During the past five years foreign companies have made substantial investments in the Ethiopian beverages industry and several manufacturers have expanded their installed capacity in an effort to meet growing demand.
Ethiopia has sustained robust economic growth and macroeconomic stability over the past decade, with real GDP growth averaging 10.8%. The Ethiopian government offers an enabling policy environment and competitive incentive packages to investors.
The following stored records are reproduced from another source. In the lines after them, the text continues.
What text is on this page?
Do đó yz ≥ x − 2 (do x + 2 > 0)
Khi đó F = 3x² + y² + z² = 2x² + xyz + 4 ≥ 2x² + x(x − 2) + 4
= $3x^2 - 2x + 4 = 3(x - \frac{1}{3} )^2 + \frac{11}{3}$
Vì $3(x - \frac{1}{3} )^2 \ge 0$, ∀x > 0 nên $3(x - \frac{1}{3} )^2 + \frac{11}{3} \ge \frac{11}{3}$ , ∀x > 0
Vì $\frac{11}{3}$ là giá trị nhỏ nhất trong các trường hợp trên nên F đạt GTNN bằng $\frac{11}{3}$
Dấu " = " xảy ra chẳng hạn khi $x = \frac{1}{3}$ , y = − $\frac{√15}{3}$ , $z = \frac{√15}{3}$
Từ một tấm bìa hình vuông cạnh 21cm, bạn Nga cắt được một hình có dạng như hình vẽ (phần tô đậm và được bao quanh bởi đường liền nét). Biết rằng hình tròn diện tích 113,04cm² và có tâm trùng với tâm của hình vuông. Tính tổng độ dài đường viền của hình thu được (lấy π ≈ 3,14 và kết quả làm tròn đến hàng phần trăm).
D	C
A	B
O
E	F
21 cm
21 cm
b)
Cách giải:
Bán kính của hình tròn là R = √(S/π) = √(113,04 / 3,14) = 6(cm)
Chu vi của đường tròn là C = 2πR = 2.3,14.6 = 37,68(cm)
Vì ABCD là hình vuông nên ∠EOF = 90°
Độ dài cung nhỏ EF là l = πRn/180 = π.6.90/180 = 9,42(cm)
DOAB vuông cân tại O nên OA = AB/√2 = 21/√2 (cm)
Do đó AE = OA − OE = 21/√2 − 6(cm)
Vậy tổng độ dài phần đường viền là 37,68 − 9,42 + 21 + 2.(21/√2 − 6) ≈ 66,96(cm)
These include export incentives, 100% exemption from payment of custom duty on imported capital goods, as well as exemption from income tax for new investors and for investors operating in specified regional areas.
However, the International Monetary Fund (IMF) reports that the country’s growth trajectory slowed sharply during the past year, contracting from 10.2% during the 2014/15 fiscal year to 6.5% during 2015/16. This has largely been attributed to a crippling drought, coupled with weak international commodity prices, which caused Ethiopian export revenues to decline by more than US$139m.
It is estimated that drought-related food aid provided to around 20 million people has cost the country approximately US$1.4bn. The economic impact of the current nationwide State of Emergency implemented in response to the outbreak of political violence is also cause for concern.